A Milano, la Libreria del Corso chiude. L'altro ieri mi è arrivata una mail che diceva di usufruire dei "punti fedeltà" sulla mia tessera entro il 2 novembre.
Settimana scorsa sono uscita di casa e sono andata in corso Buenos Aires 39 nella speranza che fosse un allarme invece di un funerale.
Però poi sono entrata in libreria come si entra in chiesa; col cappello in mano, se avessi il coraggio di portare il cappello.
L'unica cosa che sono riuscita a proferire, col tono della cospirazione, è stata: "Ho ricevuto la mail". I commessi avevano tutti gli occhi lucidi. Annuivano con la definitività delle decisioni prese. La Libreria del Corso chiude.
Al mio secondo "Mi dispiace tantissimo", la mia amica libraria è esplosa: "Ti spiace, Ju? Anche a me, e non perchè sarò un'esodata, ma perchè non farò mai più la libraria dopo 25 anni che consiglio scrittori che ho letto. Da giorni assistiamo alla processione dei clienti "tantissimo dispiaciuti".  E in quest'anno di crisi durissima? Dove eravate quando avevamo bisogno?".
Mi sono vergognata come un cane, sentita una schifezza, scoperta piena di colpa. Uscendo ho pure visto uno dei libri di una mia amica scrittrice in bella mostra e mi sono sentita ancora peggio. 
Perchè io compro anche online, certo, e vado a caccia di sconti e compro usato; però poi per farmi ispirare, consigliare, anche solo fare due passi, le librerie mi mancano terribilmente. Per un istante penso che forse comprare online è non dover mai dire "mi dispiace".

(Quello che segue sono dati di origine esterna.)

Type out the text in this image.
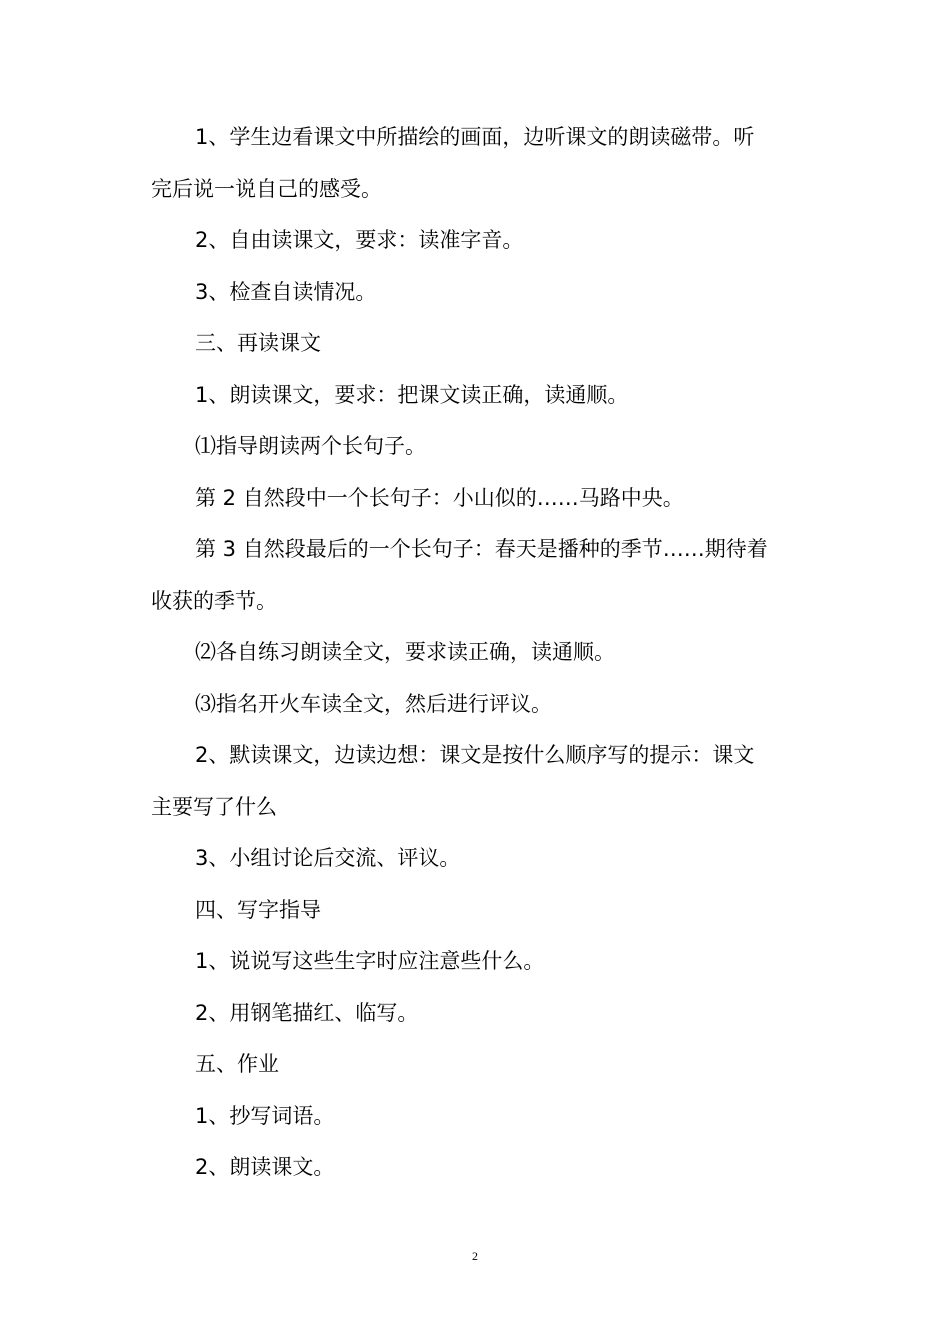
1、学生边看课文中所描绘的画面，边听课文的朗读磁带。听
完后说一说自己的感受。

2、自由读课文，要求：读准字音。

3、检查自读情况。

三、再读课文

1、朗读课文，要求：把课文读正确，读通顺。

⑴指导朗读两个长句子。

第 2 自然段中一个长句子：小山似的……马路中央。

第 3 自然段最后的一个长句子：春天是播种的季节……期待着
收获的季节。

⑵各自练习朗读全文，要求读正确，读通顺。

⑶指名开火车读全文，然后进行评议。

2、默读课文，边读边想：课文是按什么顺序写的提示：课文
主要写了什么

3、小组讨论后交流、评议。

四、写字指导

1、说说写这些生字时应注意些什么。

2、用钢笔描红、临写。

五、作业

1、抄写词语。

2、朗读课文。

2
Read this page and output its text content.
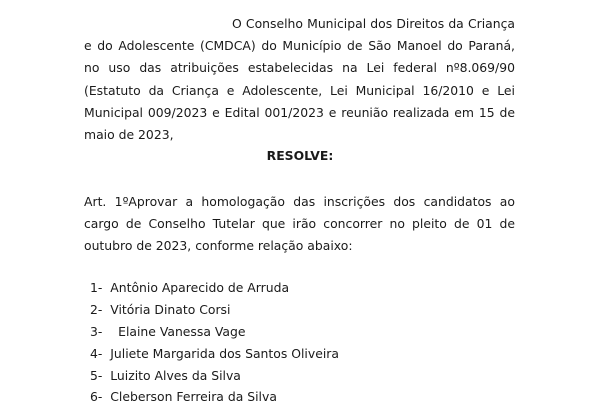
O Conselho Municipal dos Direitos da Criança e do Adolescente (CMDCA) do Município de São Manoel do Paraná, no uso das atribuições estabelecidas na Lei federal nº8.069/90 (Estatuto da Criança e Adolescente, Lei Municipal 16/2010 e Lei Municipal 009/2023 e Edital 001/2023 e reunião realizada em 15 de maio de 2023,
RESOLVE:
Art. 1ºAprovar a homologação das inscrições dos candidatos ao cargo de Conselho Tutelar que irão concorrer no pleito de 01 de outubro de 2023, conforme relação abaixo:
1- Antônio Aparecido de Arruda
2- Vitória Dinato Corsi
3- Elaine Vanessa Vage
4- Juliete Margarida dos Santos Oliveira
5- Luizito Alves da Silva
6- Cleberson Ferreira da Silva
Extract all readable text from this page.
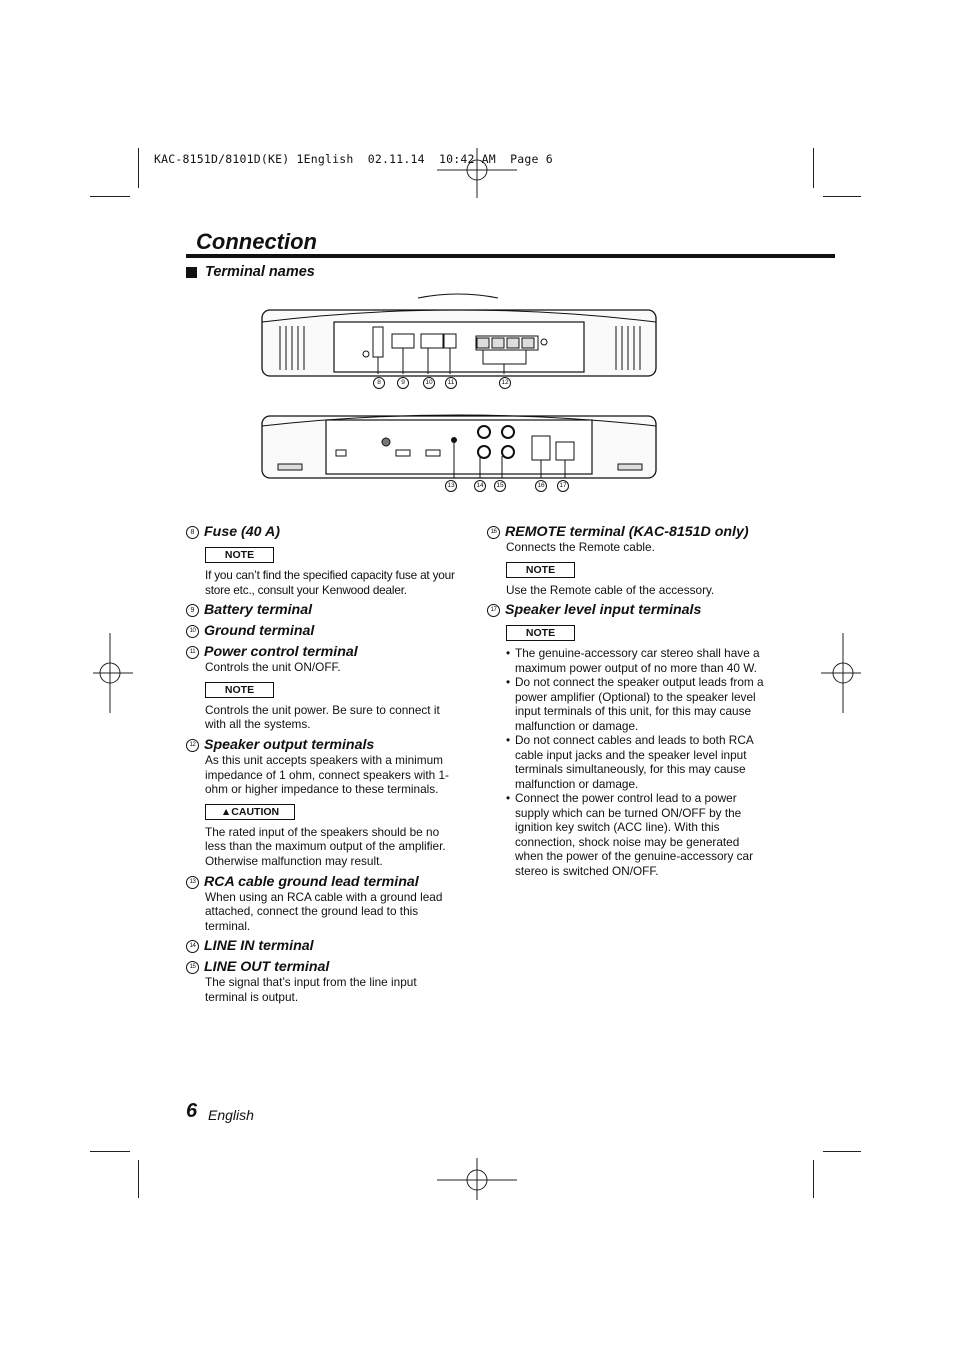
KAC-8151D/8101D(KE) 1English  02.11.14  10:42 AM  Page 6
Connection
Terminal names
8	9	10	11	12
13	14	15	16	17
8 Fuse (40 A)
NOTE
If you can’t find the specified capacity fuse at your store etc., consult your Kenwood dealer.
9 Battery terminal
10 Ground terminal
11 Power control terminal
Controls the unit ON/OFF.
NOTE
Controls the unit power. Be sure to connect it with all the systems.
12 Speaker output terminals
As this unit accepts speakers with a minimum impedance of 1 ohm, connect speakers with 1-ohm or higher impedance to these terminals.
▲CAUTION
The rated input of the speakers should be no less than the maximum output of the amplifier. Otherwise malfunction may result.
13 RCA cable ground lead terminal
When using an RCA cable with a ground lead attached, connect the ground lead to this terminal.
14 LINE IN terminal
15 LINE OUT terminal
The signal that’s input from the line input terminal is output.
16 REMOTE terminal (KAC-8151D only)
Connects the Remote cable.
NOTE
Use the Remote cable of the accessory.
17 Speaker level input terminals
NOTE
• The genuine-accessory car stereo shall have a maximum power output of no more than 40 W.
• Do not connect the speaker output leads from a power amplifier (Optional) to the speaker level input terminals of this unit, for this may cause malfunction or damage.
• Do not connect cables and leads to both RCA cable input jacks and the speaker level input terminals simultaneously, for this may cause malfunction or damage.
• Connect the power control lead to a power supply which can be turned ON/OFF by the ignition key switch (ACC line). With this connection, shock noise may be generated when the power of the genuine-accessory car stereo is switched ON/OFF.
6 English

Ieri un'amica libraia mi ha mandato un lungo messaggio che inizia così: "La libreria attraversa un momento di difficoltà...".
Ho proseguito con un groppo in gola e una sola certezza: "Ecco, chiude anche la Ubik di Parma, non attendere la fine dell'sms per sentirti una schifezza".
E invece il messaggio era una richiesta: "Aiutateci! Oppure siamo spacciati". Ecco, questa volta c'è un pò di tempo, stavolta si possono fare delle cose per salvare questa libreria. Non ultimo, andare lì a comprare dei libri, godere del servizio di migliaia di bravissimi librai che sono tutti, chi più chi meno, strozzati dalla crisi, in procinto di chiudere, ma fermi nella loro missione di "spacciatori di sapere".
Io oggi so di questa libreria di Parma, ma ognuno di noi sa di molte altre librerie prese nella morsa della grande distribuzione, dell'online e del drastico calo di vendite dell'intero settore cultura.
So bene che ci sono problemi più urgenti che riguardano la fame, la salute, l'affitto e tante altre cose, però l'impoverimento culturale ha solo minori conseguenze nell'immediato: sul lungo periodo lo pagheremo a prezzo salatissimo e con molto, moltissimo dolore. Sapere le date di quando scoppiano le guerre o le bombe è importante, riconoscere le vigilie delle tragedie è più difficile ma può anche essere più utile evitarle o limitarne i danni.


   LIBRI CONSIGLIATI: Il bambino che imparò a colorare il buio, Billy Mills & Nicholas Sparks + Anna, Niccolò Ammaniti.
Un raggio di luce buona vi arrivi dove sentite freddo.